If you'd rather buy a pre-made wall hanging to save on time, Dharma Trading Company sells inexpensive wall hangings for all your dyeing needs.
Take your dowel rod and saw two small half-inch slits into each side to slip the cord through. Knot your cord on each end so it slips through the dowel ends and remains secure. You can also tie the ropes to the ends of the dowel rod if you have something to stop the rope from slipping off, for example end-balls like the ones Dharma Trading Co. offers.
Measure your rod's width and sew a casing at the top of the square of fabric to slip the rod through. Then, trim the edges of your fabric with pinking shears (or serge the edges) to prevent fraying while in the wash. You can also neatly finish the edges by sewing a simple rolled hem.
I used a kumo shibori technique in dyeing my hanging, which involves binding small rocks into the fabric with rubber bands. It's simple - take river rocks (look for smooth rocks, as jagged rocks can create holes in the fabric) and one at a time, fold fabric around the rock and enclose it with a rubber band. I covered my whole hanging with rocks, which creates a circular pattern throughout.
Dye your fabric.
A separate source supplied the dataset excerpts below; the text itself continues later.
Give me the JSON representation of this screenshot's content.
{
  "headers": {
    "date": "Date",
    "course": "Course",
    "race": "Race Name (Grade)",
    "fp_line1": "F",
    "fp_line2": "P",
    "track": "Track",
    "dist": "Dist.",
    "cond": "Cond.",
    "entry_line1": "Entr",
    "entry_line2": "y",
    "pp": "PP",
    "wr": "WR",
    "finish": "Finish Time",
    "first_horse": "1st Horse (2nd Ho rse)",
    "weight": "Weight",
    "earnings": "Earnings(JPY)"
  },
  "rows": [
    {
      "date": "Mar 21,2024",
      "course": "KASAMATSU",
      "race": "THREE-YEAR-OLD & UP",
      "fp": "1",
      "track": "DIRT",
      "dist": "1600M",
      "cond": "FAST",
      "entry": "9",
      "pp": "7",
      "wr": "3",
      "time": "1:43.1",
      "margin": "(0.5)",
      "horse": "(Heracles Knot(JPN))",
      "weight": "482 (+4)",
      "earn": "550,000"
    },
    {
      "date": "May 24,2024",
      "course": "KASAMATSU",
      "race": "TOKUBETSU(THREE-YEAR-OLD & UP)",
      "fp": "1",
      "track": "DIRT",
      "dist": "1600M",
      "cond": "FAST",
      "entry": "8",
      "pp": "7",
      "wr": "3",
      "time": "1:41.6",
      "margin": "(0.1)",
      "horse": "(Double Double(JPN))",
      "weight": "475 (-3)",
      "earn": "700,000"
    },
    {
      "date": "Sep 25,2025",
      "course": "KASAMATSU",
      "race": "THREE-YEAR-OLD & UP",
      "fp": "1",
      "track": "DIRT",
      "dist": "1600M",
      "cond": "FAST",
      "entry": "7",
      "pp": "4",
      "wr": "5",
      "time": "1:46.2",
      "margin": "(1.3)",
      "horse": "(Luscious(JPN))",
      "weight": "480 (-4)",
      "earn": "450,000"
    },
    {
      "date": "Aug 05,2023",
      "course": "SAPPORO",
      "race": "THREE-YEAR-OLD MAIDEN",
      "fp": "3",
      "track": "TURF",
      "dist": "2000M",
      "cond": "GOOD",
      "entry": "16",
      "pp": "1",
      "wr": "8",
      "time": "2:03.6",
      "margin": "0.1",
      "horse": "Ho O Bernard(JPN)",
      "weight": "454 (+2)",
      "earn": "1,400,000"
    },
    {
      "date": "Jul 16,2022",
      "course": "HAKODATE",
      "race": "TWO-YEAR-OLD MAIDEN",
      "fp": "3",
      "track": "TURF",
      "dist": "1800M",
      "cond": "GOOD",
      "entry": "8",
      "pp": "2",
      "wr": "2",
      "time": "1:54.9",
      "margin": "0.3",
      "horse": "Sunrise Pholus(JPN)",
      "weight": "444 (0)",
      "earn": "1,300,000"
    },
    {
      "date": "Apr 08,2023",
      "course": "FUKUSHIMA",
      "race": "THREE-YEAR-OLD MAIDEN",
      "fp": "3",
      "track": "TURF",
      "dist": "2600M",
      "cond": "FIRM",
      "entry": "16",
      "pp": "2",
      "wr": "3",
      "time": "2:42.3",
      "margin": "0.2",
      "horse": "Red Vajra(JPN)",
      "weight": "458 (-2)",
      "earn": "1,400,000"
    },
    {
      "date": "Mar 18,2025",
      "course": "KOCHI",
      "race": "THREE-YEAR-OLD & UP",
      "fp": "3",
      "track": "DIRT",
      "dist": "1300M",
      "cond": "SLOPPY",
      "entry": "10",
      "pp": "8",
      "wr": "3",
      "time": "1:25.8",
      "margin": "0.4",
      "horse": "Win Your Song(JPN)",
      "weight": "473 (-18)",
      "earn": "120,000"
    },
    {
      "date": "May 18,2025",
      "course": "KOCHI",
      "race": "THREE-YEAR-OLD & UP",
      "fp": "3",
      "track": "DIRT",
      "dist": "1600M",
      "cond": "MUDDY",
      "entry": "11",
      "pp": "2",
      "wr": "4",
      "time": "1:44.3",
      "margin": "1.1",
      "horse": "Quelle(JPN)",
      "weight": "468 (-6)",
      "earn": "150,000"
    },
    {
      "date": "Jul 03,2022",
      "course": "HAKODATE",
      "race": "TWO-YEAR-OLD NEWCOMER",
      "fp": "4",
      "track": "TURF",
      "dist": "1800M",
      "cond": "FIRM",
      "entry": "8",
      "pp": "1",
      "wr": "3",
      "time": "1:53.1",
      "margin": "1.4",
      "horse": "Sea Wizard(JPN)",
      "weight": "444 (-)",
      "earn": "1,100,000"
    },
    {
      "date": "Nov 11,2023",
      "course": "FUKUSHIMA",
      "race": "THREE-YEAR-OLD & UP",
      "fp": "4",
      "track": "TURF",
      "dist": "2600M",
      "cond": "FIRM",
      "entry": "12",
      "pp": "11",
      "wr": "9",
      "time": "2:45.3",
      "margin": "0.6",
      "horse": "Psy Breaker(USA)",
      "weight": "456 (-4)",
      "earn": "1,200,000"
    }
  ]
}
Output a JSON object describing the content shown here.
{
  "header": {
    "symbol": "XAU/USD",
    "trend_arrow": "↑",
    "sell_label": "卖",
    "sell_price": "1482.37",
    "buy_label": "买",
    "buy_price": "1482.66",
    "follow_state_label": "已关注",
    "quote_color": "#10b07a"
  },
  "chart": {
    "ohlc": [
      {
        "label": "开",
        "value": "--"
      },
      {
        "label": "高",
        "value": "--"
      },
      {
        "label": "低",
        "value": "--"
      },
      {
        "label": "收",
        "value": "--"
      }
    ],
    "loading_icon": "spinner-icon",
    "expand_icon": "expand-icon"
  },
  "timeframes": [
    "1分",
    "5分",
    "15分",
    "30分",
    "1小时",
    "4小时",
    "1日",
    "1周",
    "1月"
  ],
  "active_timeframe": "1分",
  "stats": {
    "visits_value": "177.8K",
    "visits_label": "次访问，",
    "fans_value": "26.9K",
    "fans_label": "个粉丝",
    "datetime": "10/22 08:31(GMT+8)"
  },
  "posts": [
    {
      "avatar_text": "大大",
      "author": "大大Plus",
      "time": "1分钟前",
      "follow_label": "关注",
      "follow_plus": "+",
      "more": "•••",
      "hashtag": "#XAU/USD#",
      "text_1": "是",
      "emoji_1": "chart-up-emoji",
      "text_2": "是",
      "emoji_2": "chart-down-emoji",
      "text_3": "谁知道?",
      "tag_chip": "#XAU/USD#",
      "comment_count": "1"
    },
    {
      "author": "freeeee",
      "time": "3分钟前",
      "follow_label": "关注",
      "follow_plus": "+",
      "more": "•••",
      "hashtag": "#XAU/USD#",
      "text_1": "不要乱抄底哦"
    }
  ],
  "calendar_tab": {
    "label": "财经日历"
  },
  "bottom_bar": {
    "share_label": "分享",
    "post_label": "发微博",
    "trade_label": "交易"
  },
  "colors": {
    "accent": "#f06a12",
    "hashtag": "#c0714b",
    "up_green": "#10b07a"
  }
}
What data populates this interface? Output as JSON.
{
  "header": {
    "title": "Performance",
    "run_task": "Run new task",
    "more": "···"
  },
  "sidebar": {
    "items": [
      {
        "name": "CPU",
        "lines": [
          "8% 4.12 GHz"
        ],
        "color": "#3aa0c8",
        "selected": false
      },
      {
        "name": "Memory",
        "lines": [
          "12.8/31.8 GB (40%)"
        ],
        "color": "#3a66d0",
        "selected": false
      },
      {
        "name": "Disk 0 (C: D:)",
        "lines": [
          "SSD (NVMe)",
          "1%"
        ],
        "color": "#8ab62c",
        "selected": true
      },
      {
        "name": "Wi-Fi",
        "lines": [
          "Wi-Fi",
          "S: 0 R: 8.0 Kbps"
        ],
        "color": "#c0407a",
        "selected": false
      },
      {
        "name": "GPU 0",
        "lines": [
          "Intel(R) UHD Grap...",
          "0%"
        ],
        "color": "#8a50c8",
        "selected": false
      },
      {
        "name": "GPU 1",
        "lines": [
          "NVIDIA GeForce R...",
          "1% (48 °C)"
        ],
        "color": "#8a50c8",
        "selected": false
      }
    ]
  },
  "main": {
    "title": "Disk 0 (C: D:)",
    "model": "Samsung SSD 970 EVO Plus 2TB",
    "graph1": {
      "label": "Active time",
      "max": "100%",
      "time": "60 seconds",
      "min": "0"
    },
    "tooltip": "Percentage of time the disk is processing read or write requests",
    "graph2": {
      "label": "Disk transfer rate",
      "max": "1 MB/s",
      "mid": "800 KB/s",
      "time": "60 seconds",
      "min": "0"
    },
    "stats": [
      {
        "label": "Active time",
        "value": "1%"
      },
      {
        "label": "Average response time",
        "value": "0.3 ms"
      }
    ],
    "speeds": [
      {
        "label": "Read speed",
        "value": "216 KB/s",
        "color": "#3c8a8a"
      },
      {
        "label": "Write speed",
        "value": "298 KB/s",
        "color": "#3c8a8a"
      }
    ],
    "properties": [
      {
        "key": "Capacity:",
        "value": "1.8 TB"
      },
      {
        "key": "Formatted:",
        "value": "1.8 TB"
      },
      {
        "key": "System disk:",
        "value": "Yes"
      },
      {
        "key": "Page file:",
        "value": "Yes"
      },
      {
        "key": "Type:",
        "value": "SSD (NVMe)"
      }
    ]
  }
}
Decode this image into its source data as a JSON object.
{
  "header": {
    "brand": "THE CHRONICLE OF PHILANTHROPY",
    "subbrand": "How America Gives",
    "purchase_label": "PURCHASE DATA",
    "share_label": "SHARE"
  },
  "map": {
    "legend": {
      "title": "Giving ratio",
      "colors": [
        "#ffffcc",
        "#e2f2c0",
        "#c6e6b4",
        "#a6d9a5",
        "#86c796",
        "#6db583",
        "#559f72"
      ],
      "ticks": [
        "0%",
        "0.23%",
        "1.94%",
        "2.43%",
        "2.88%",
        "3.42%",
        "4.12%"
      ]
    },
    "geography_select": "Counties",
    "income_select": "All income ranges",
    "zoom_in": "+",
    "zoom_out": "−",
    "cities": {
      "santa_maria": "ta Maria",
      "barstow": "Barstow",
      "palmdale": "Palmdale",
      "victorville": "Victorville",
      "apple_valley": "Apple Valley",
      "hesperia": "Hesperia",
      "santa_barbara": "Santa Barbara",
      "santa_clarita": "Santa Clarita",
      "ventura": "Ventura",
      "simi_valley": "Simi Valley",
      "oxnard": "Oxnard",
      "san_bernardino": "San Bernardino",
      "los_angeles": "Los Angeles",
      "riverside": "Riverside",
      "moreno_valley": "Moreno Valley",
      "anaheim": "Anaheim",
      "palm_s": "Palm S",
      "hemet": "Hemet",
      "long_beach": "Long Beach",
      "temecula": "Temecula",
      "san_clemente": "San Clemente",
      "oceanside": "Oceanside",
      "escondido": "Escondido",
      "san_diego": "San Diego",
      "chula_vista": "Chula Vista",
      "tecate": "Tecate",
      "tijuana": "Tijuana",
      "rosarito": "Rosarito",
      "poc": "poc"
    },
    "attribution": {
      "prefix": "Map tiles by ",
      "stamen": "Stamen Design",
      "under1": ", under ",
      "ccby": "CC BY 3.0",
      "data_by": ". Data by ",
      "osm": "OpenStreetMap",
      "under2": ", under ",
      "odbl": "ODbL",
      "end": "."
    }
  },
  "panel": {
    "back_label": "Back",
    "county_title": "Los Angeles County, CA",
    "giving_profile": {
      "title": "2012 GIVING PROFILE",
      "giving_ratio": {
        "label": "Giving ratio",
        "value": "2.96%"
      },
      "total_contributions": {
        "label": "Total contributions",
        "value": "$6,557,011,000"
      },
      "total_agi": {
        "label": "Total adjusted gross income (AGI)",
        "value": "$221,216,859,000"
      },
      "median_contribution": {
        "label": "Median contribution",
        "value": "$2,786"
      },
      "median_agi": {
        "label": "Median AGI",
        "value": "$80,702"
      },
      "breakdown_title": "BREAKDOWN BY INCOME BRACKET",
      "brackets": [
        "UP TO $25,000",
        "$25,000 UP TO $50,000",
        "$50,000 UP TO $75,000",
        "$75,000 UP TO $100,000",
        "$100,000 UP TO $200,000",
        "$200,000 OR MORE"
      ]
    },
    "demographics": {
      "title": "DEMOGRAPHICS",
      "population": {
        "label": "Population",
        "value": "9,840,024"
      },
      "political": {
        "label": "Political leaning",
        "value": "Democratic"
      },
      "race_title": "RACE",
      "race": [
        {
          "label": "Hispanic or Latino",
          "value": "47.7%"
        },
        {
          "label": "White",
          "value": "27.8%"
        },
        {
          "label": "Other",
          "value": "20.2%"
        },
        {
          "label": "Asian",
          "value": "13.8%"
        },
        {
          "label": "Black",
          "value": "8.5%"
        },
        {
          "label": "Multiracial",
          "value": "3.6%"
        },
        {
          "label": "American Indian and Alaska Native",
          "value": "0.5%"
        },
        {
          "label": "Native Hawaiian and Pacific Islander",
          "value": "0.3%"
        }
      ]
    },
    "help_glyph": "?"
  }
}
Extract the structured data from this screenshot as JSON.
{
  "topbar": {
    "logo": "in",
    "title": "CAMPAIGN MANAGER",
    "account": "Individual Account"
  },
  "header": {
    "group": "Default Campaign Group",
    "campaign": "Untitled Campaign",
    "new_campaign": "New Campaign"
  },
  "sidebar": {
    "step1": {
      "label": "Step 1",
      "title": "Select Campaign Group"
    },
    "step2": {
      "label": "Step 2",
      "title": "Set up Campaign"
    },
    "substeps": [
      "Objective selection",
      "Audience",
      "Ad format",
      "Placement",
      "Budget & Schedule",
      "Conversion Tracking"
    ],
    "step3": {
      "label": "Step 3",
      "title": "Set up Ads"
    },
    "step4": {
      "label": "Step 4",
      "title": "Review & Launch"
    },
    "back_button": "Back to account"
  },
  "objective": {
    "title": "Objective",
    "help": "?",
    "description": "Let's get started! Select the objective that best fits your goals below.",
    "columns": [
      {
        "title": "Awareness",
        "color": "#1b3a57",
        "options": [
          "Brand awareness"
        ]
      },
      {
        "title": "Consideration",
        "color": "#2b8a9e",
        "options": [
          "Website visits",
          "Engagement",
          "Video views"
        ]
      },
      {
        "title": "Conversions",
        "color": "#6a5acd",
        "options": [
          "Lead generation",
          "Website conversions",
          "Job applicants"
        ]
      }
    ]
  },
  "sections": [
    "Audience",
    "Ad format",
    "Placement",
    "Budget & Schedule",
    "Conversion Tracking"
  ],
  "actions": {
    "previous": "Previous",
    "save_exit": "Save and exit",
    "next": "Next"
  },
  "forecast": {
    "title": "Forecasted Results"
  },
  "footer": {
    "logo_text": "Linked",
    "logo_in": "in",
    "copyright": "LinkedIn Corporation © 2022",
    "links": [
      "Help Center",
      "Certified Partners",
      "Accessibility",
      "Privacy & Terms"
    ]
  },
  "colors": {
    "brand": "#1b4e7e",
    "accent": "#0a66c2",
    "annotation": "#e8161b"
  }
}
I dyed mine in alkanet, a process that involves several steps with mordanting, soaking the alkanet roots prior to dyeing, etc., but you can easily use another dye that requires less steps (I suggest indigo, it's fun and fast). After soaking the alkanet roots in vodka for two days and letting the fabric rest in the dye solution overnight, the dye produced a lavender hue on the linen cotton blend. I also dyed silk crepe de chine in the same dyebath, and it turned a dark maroon hue.
Once your fabric is dyed, rinse it in cold water, wash it with textile detergent, then dry and iron out. Clip any fraying ends and hang.